Anyone who has ever lived with a cat knows this. They come in as helpless little adorable pieces of fluff and then metamorphose into feline bullies. They want their own way and they know how to get it. Living with a cat isn't all cookies and cream. The cat will have the cream, that's for sure. I am wondering now if cats and writers have an affinity because if ever there was an opportunity to study stalking and killing, having a cat around is quite handy. Especially if there is a cat door in the house.
Our male cat loves hunting in the backyard and brings us live mice sometimes, no doubt in the hope we will learn to catch them ourselves and possibly then serve them to him so he doesn't have to work so hard. Don't think that cats think? Ha, ha, ha, ha, ha. He also likes to stalk our other cat who is a mild mannered female and doesn't like nasty boys jumping on her when she's not looking.
So studying the feline species can lead to thoughts of mayhem and murder. Our bathtub has become a killing ground. I suppose I could be grateful that the cat does his slaughtering in such a hygenic place where it can be sluiced down afterwards. However, if time is pressing, he will just do the deed on the dining room floor and crunch the bones. This he doesn't clean up. I am left to look at the leavings on the floor, and get up in the morning to see a bathtub full of blood.

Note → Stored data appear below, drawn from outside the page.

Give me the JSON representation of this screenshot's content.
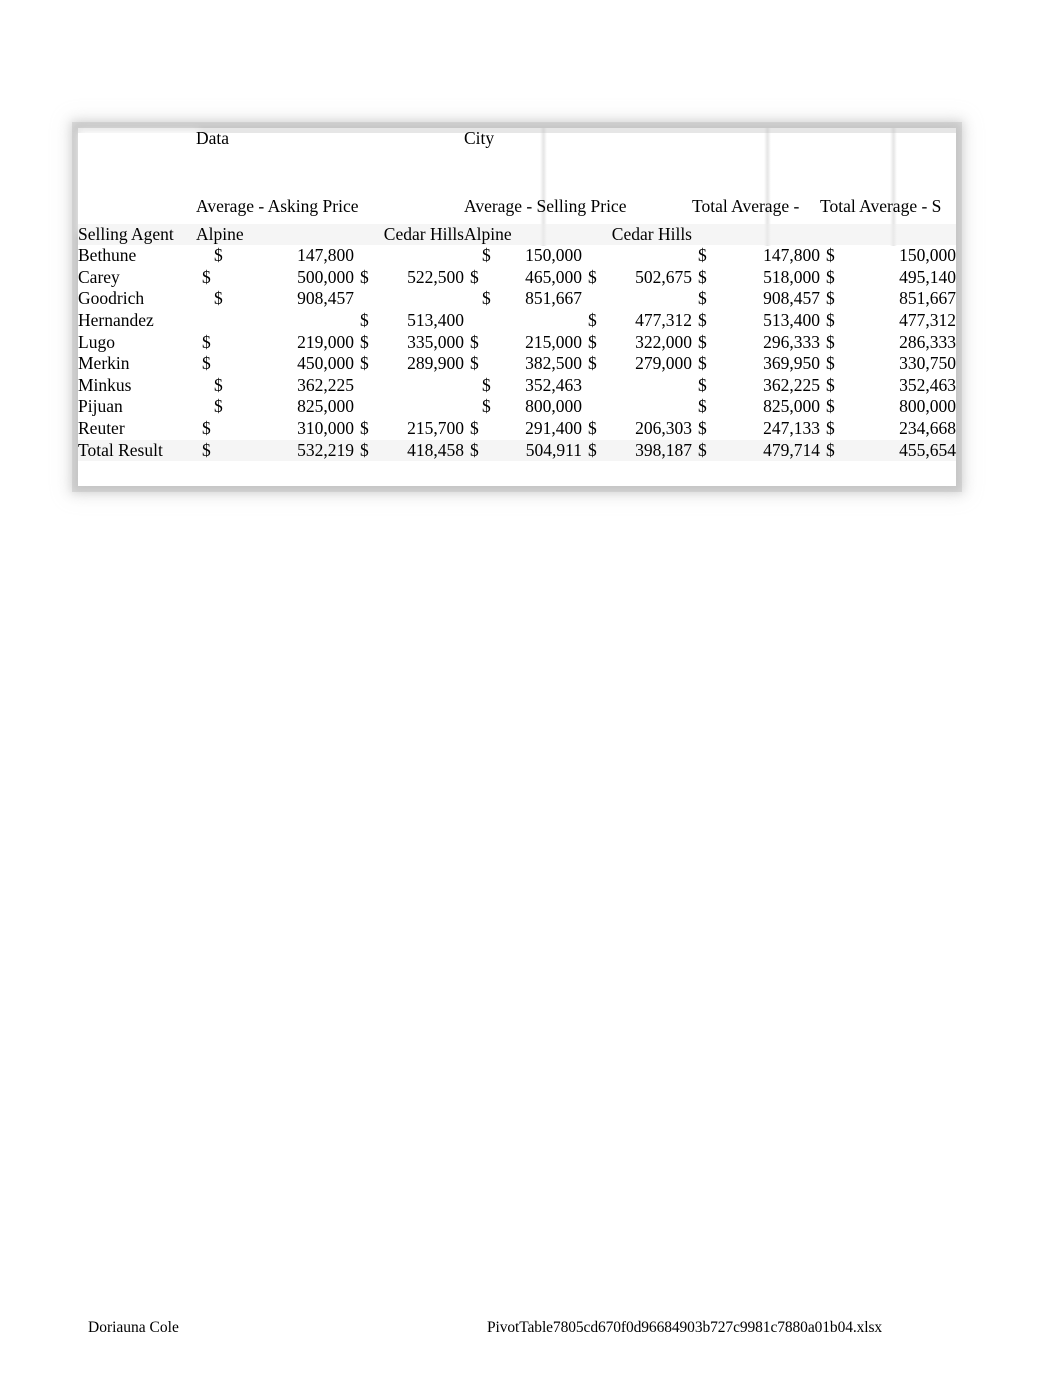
{
  "document": {
    "type": "excel-pivot-table-print",
    "footer_left": "Doriauna Cole",
    "footer_center": "PivotTable7805cd670f0d96684903b727c9981c7880a01b04.xlsx"
  },
  "pivot": {
    "field_data_label": "Data",
    "field_city_label": "City",
    "row_field_label": "Selling Agent",
    "measure_groups": [
      {
        "label": "Average - Asking Price"
      },
      {
        "label": "Average - Selling Price"
      },
      {
        "label": "Total Average - "
      },
      {
        "label": "Total Average - S"
      }
    ],
    "city_headers": [
      "Alpine",
      "Cedar Hills",
      "Alpine",
      "Cedar Hills"
    ],
    "currency_symbol": "$",
    "columns": [
      "Selling Agent",
      "Average - Asking Price / Alpine",
      "Average - Asking Price / Cedar Hills",
      "Average - Selling Price / Alpine",
      "Average - Selling Price / Cedar Hills",
      "Total Average - Asking Price",
      "Total Average - Selling Price"
    ],
    "rows": [
      {
        "agent": "Bethune",
        "ask_alpine": "147,800",
        "ask_cedar": "",
        "sell_alpine": "150,000",
        "sell_cedar": "",
        "total_ask": "147,800",
        "total_sell": "150,000"
      },
      {
        "agent": "Carey",
        "ask_alpine": "500,000",
        "ask_cedar": "522,500",
        "sell_alpine": "465,000",
        "sell_cedar": "502,675",
        "total_ask": "518,000",
        "total_sell": "495,140"
      },
      {
        "agent": "Goodrich",
        "ask_alpine": "908,457",
        "ask_cedar": "",
        "sell_alpine": "851,667",
        "sell_cedar": "",
        "total_ask": "908,457",
        "total_sell": "851,667"
      },
      {
        "agent": "Hernandez",
        "ask_alpine": "",
        "ask_cedar": "513,400",
        "sell_alpine": "",
        "sell_cedar": "477,312",
        "total_ask": "513,400",
        "total_sell": "477,312"
      },
      {
        "agent": "Lugo",
        "ask_alpine": "219,000",
        "ask_cedar": "335,000",
        "sell_alpine": "215,000",
        "sell_cedar": "322,000",
        "total_ask": "296,333",
        "total_sell": "286,333"
      },
      {
        "agent": "Merkin",
        "ask_alpine": "450,000",
        "ask_cedar": "289,900",
        "sell_alpine": "382,500",
        "sell_cedar": "279,000",
        "total_ask": "369,950",
        "total_sell": "330,750"
      },
      {
        "agent": "Minkus",
        "ask_alpine": "362,225",
        "ask_cedar": "",
        "sell_alpine": "352,463",
        "sell_cedar": "",
        "total_ask": "362,225",
        "total_sell": "352,463"
      },
      {
        "agent": "Pijuan",
        "ask_alpine": "825,000",
        "ask_cedar": "",
        "sell_alpine": "800,000",
        "sell_cedar": "",
        "total_ask": "825,000",
        "total_sell": "800,000"
      },
      {
        "agent": "Reuter",
        "ask_alpine": "310,000",
        "ask_cedar": "215,700",
        "sell_alpine": "291,400",
        "sell_cedar": "206,303",
        "total_ask": "247,133",
        "total_sell": "234,668"
      },
      {
        "agent": "Total Result",
        "ask_alpine": "532,219",
        "ask_cedar": "418,458",
        "sell_alpine": "504,911",
        "sell_cedar": "398,187",
        "total_ask": "479,714",
        "total_sell": "455,654"
      }
    ]
  }
}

It is fortunate that the cat is such a beautiful creature and so cunning when making up to its living partner - how can I say owner? The stare from gorgeous emerald or golden eyes, the soft paw on the arm, the purring and rubbing against the body. All says, I am giving you my full attention, aren't you impressed with me? Now, what can you give me in return? Some nice kitty treats? Don't tell me I have to kill again.